No doubt Che was watching and gloating from his window, as was his custom. Che's second-story office in La Cabana had a section of wall torn out so he could watch his darling firing-squads at work.

“My nostrils dilate while savoring the acrid odor of gunpowder and blood. Crazy with fury I will stain my rifle red while slaughtering any surrendered enemy that falls in my hands! We must keep our hatred alive and fan it to paroxysm!”

Alas, the “acrid odor of gunpowder and blood” rarely reached Che Guevara’s nostrils from actual combat. It always came from the close-range murder of bound, gagged or blindfolded men (and boys).

Rigoberto Hernandez was 17 when Che's soldiers dragged him from his cell in La Cabana, jerked his head back to gag him, and started dragging him to the stake. Little "Rigo" pleaded his innocence to the very bloody end. But his pleas were garbled and difficult to understand. His struggles while being gagged and bound to the stake were also awkward. The boy had been a janitor in a Havana high school and was mentally retarded. His single mother had pleaded his case with hysterical sobs. She had begged, beseeched and finally proven to his "prosecutors" that it was a case of mistaken identity. Her only son, a boy in such a condition, couldn't possibly have been "a CIA agent planting bombs."

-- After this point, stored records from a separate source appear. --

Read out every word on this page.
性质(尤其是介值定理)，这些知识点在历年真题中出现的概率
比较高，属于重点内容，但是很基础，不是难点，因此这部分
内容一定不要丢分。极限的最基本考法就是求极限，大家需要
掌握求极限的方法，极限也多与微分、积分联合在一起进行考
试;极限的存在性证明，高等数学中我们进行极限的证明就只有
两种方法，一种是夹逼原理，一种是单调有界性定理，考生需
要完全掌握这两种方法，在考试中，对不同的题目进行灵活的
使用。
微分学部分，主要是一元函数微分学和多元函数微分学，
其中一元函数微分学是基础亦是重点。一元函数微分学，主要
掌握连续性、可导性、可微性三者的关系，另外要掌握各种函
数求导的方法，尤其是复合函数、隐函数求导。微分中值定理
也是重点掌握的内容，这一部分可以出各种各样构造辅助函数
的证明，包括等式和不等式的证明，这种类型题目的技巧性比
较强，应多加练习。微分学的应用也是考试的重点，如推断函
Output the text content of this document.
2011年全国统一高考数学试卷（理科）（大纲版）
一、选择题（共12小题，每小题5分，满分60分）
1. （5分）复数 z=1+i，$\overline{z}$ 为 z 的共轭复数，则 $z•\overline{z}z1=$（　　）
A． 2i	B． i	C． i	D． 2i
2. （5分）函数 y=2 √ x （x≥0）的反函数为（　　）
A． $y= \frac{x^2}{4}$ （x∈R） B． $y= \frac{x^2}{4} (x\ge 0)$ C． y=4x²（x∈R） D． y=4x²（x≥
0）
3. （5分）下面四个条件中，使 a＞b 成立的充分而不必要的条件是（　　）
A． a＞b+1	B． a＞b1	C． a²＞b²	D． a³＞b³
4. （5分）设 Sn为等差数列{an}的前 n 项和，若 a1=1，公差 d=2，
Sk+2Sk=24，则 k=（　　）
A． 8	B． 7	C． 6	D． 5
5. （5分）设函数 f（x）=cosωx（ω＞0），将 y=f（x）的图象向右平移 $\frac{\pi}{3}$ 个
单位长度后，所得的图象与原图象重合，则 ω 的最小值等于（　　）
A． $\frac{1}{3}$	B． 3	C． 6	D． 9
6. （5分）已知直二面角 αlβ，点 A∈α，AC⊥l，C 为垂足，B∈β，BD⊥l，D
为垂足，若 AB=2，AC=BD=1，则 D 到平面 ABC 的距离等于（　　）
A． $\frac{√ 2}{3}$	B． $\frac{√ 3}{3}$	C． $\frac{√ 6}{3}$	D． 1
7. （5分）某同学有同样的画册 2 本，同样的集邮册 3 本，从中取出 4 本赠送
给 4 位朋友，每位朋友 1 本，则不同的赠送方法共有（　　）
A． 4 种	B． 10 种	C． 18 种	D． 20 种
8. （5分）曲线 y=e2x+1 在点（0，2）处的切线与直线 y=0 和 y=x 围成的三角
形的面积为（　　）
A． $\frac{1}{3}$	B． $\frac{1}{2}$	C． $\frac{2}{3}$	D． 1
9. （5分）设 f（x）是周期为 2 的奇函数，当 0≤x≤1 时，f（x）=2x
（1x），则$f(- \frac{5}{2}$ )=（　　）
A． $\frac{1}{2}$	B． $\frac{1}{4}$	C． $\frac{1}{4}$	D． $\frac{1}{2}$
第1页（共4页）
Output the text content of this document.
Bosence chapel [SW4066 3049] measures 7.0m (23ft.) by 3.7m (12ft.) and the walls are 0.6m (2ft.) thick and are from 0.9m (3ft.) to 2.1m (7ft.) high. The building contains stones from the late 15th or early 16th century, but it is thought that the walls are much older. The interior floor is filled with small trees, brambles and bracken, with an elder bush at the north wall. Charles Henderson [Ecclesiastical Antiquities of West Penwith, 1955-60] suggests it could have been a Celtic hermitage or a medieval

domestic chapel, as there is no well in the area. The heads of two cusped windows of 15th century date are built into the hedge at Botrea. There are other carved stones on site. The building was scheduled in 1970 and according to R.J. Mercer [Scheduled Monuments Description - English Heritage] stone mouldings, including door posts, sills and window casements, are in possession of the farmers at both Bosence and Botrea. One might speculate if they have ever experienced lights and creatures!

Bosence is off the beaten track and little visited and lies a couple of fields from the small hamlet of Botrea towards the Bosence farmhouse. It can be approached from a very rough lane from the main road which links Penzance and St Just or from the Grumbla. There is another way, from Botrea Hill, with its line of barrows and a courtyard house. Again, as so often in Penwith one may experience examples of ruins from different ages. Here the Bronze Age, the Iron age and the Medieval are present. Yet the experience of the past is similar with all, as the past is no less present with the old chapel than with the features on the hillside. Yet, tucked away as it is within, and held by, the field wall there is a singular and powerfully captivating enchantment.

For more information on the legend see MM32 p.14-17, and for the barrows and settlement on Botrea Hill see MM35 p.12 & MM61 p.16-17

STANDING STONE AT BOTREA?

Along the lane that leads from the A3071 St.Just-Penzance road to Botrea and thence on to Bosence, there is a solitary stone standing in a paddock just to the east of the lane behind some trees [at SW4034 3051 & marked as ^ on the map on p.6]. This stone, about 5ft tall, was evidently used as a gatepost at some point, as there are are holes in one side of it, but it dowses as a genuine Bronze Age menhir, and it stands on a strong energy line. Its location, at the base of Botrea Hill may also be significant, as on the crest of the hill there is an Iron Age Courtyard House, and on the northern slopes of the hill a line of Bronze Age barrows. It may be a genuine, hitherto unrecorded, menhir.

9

"FUEGO!" and the firing squad volley shattered Rigo's little bent body as he moaned and struggled awkwardly against his bounds, blindfold and gag.

“Certainly we execute!” boasted Che Guevara to the UN General Assembly Dec. 1964.  “And we will continue executing as long as it is necessary!” Those executions (murders, actually; execution implies a judicial process) had reached about 16,000 by the time of Che Guevara’s boast, the equivalent, given the relative populations, of over half a million executions in the U.S. (This figure comes from The Black Book of Communism, by the way, written by French scholars and published in English by Harvard University Press, neither outfit exactly a bastion of “Crazy Embittered-Loud-Mouthed-Right-Wing-Cuban Exiles!”

Quite fittingly, Che’s bloodthirsty boast was made while addressing the hallowed halls of the United Nations on Dec. 9, 1964.

Perhaps Ambassador Nikki Haley can remind the UN General Assembly of the ovation they gave Che Guevara upon his boast that day?